Balance returning to the UK housing market – Zoopla

Numbers recovering while house price growth slows

Balance returning to the UK housing market – Zoopla

The UK housing market is now more balanced than it has been for years, with buyer demand and sale numbers recovering while house price growth slows, property listing platform Zoopla said.

Zoopla noted a steady and sustained recovery in buyer demand and continued growth in the number of agreed property sales. Demand from buyers reached its highest level this year after the Easter break and is 14% higher than in 2019, but still 42% down on this time last year.

It also reported that the number of homes for sale continues to rise and is now 66% higher than a year ago, boosting choice for buyers and driving 6% more agreed sales than in 2019, in line with the five-year average. The housing market remains on track for half a million sales in the first half of 2023.

The latest Zoopla House Price Index also revealed a slowing annual house price growth, now at 3%. House prices have also fallen by 0.7% over the last three months across all regions and countries of the UK. Zoopla, however, noted that the worst of the monthly house price falls are, for now, over.

“The worst of the house price falls in response to higher mortgage rates appear to be behind us,” Richard Donnell, executive director of research at Zoopla, commented. “House price growth will slow further over 2023 and will turn into annual house price falls by the summer.

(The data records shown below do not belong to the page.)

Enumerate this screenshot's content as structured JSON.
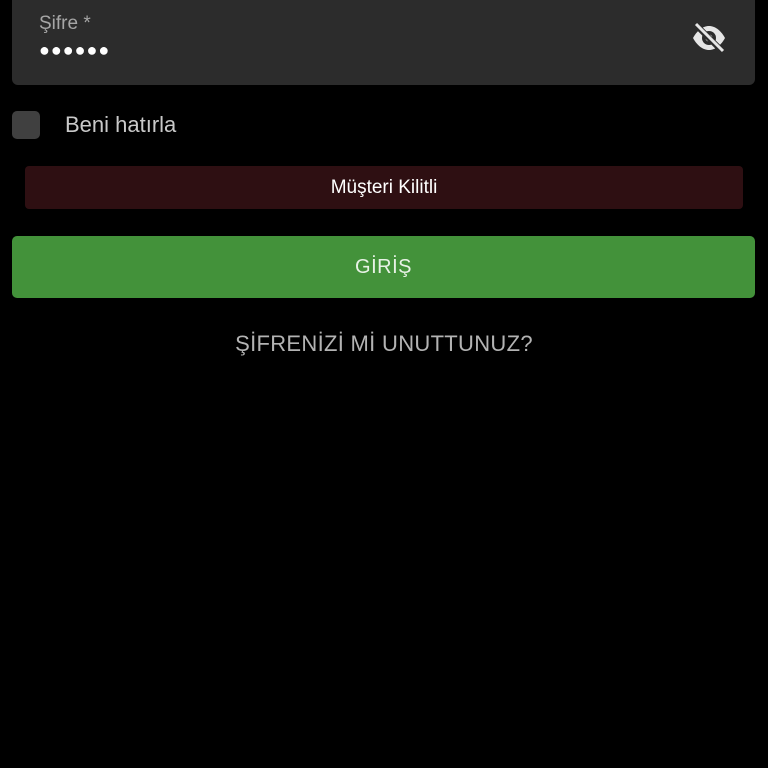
{
  "password_field": {
    "label": "Şifre *",
    "value": "●●●●●●",
    "toggle_icon": "eye-off-icon"
  },
  "remember": {
    "label": "Beni hatırla",
    "checked": false
  },
  "locked_banner": {
    "text": "Müşteri Kilitli"
  },
  "login_button": {
    "label": "GİRİŞ"
  },
  "forgot_link": {
    "label": "ŞİFRENİZİ Mİ UNUTTUNUZ?"
  },
  "colors": {
    "background": "#000000",
    "field_bg": "#2c2c2c",
    "banner_bg": "#2e0f12",
    "login_bg": "#43923a"
  }
}
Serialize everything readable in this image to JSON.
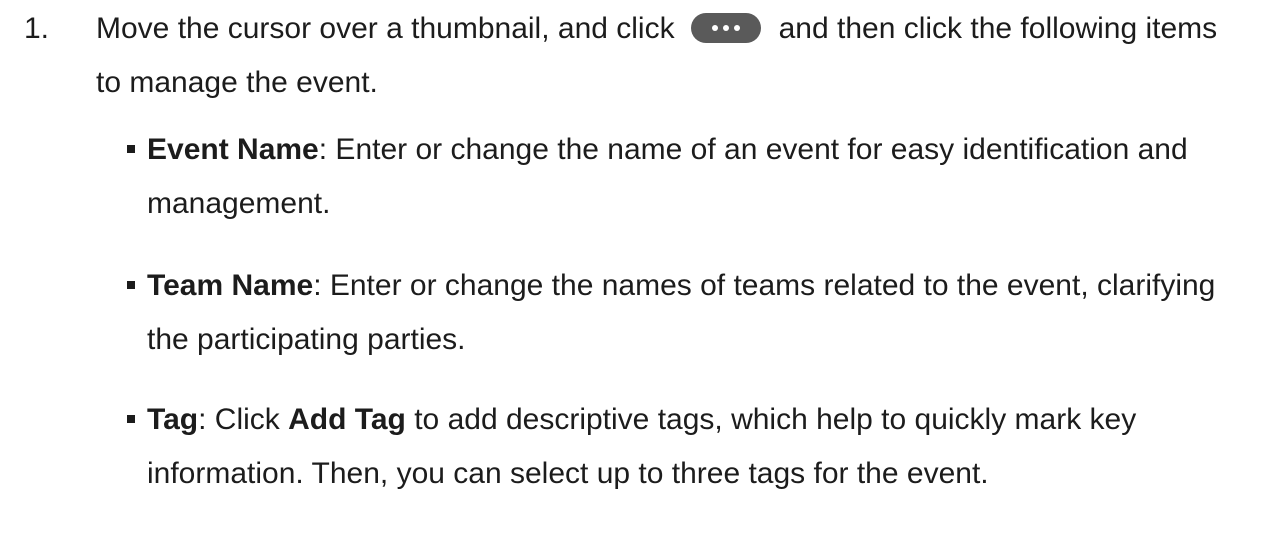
{
  "step": {
    "number": "1.",
    "text_before_icon": "Move the cursor over a thumbnail, and click",
    "icon": "more-options-icon",
    "text_after_icon": "and then click the following items to manage the event."
  },
  "items": [
    {
      "term": "Event Name",
      "separator": ":",
      "description": " Enter or change the name of an event for easy identification and management."
    },
    {
      "term": "Team Name",
      "separator": ":",
      "description": " Enter or change the names of teams related to the event, clarifying the participating parties."
    },
    {
      "term": "Tag",
      "separator": ":",
      "description_before": " Click ",
      "action": "Add Tag",
      "description_after": " to add descriptive tags, which help to quickly mark key information. Then, you can select up to three tags for the event."
    }
  ]
}
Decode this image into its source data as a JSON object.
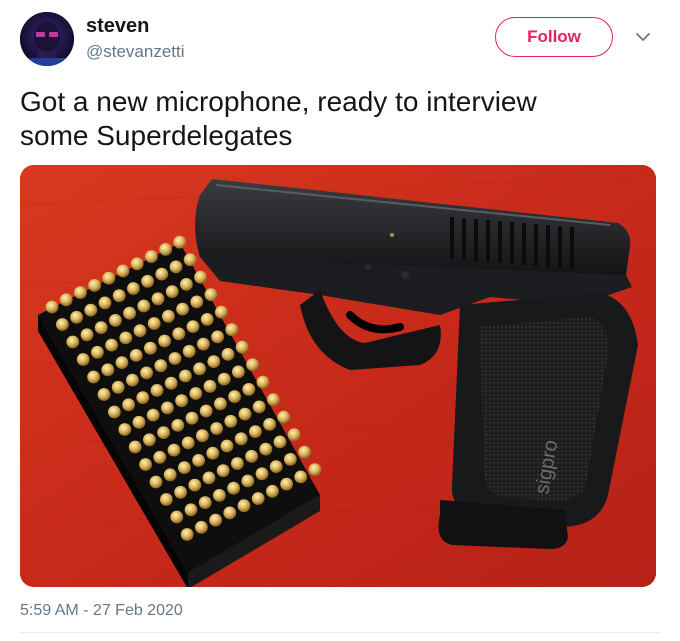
{
  "user": {
    "display_name": "steven",
    "handle": "@stevanzetti"
  },
  "follow_button": {
    "label": "Follow"
  },
  "tweet": {
    "text_line1": "Got a new microphone, ready to interview",
    "text_line2": "some Superdelegates",
    "timestamp": "5:59 AM - 27 Feb 2020"
  },
  "media": {
    "description": "photo",
    "gun_brand_text": "sigpro"
  },
  "colors": {
    "follow_accent": "#e0245e",
    "secondary_text": "#657786",
    "background_red": "#c72a1c"
  },
  "icons": {
    "more": "chevron-down-icon"
  }
}
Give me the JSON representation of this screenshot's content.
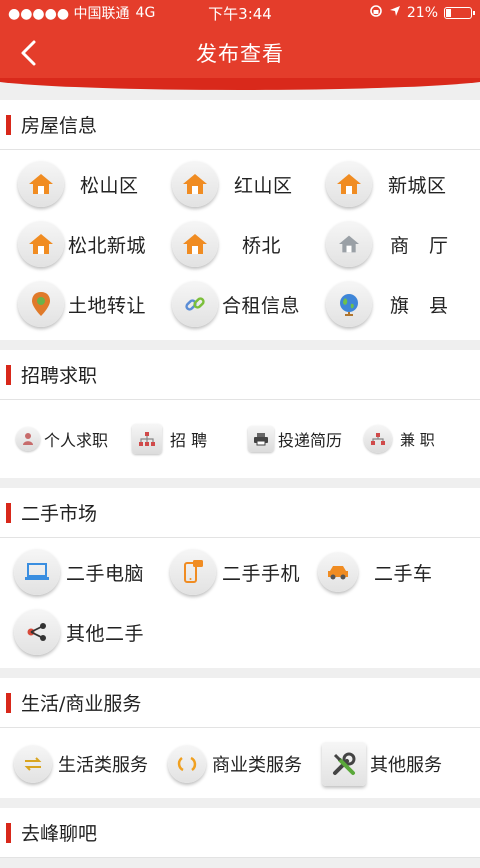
{
  "status": {
    "signal": "●●●●● 中国联通",
    "network": "4G",
    "time": "下午3:44",
    "battery_text": "21%",
    "battery_level": 0.21
  },
  "nav": {
    "title": "发布查看",
    "back_icon": "chevron-left-icon"
  },
  "colors": {
    "brand": "#e43d2b",
    "accent_bar": "#d8281a",
    "house_orange": "#f08c22"
  },
  "sections": {
    "housing": {
      "title": "房屋信息",
      "items": [
        "松山区",
        "红山区",
        "新城区",
        "松北新城",
        "桥北",
        "商　厅",
        "土地转让",
        "合租信息",
        "旗　县"
      ]
    },
    "jobs": {
      "title": "招聘求职",
      "items": [
        "个人求职",
        "招 聘",
        "投递简历",
        "兼 职"
      ]
    },
    "secondhand": {
      "title": "二手市场",
      "items": [
        "二手电脑",
        "二手手机",
        "二手车",
        "其他二手"
      ]
    },
    "services": {
      "title": "生活/商业服务",
      "items": [
        "生活类服务",
        "商业类服务",
        "其他服务"
      ]
    },
    "chat": {
      "title": "去峰聊吧"
    }
  }
}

“More important is the fact that the number of property sales is continuing to rise. The housing market is arguably more balanced between supply and demand than it has been for some years.

Donnell added that there is clearly a range of demographic and social factors continuing to motivate households to move home.

“If sellers continue to be realistic on pricing, then there is a chance for up to 1.1 million sales in 2023 which would be a very positive outcome,” he concluded.

First-time buyers show resilience

Zoopla also reported that first-time buyers using a mortgage accounted for over one in three or 34% of sales last year – making them the largest group of homebuyers, followed by existing home owners using a mortgage at 31% and cash buyers at 25%.

The property website said that while higher mortgage rates should hit first-time buyer demand the hardest, the majority or around 75% of first-time buyers come from rentals as rents are also rising steeply and have increased by 11% or £1,120 over the last year alone.

“The resilience of homebuyers in the face of higher mortgage rates has been impressive,” Donnell said. “This is a result of tougher mortgage affordability testing since 2015. First-time buyers have also proven resilient.

“Faced with increased buying costs, first-time buyers are changing their strategies to get onto the property ladder. One option is taking out a mortgage with a longer term to gain extra buying power. Another option is to try and save a larger deposit or borrow more from the ‘Bank of Mum and Dad’ where they can, while some first-time buyers are getting onto the property ladder by buying a cheaper and lower-cost home.”

Iwona Hovenko, real estate analyst at Bloomberg Intelligence, added that lenders’ tougher affordability checks – amid falling disposable incomes and high mortgage rates – combined with the still-elevated house prices despite recent falls, all mean that prospective UK homebuyers need to make sacrifices in order to buy their first home.

“This is especially true as the tough rental market is further forcing the hand of house hunters, given the fast-rising rents and the relative insecurity of this tenure,” Hovenko said. “Moreover, UK private-rented housing, unfortunately, is also of the poorest quality compared to all other tenures, based on the English Housing Survey, while the competitive rental market is further discouraging tenants from raising issues for fear of eviction.

Bloomberg Intelligence’s previous housing survey pointed to the desire to ‘stop renting’ as the strongest motive to buy a house among first-time buyers at 59%, especially in London, where the proportion grew to 64%.

“Meanwhile, switching to a cheaper property was the number one option buyers would consider to offset higher rates,” Hovenko continued. “Previously, low interest rates, as well as Help to Buy, have allowed first-time buyers to skip a step up a housing ladder and buy a larger home, helping save on future moving costs and stamp duty bills.”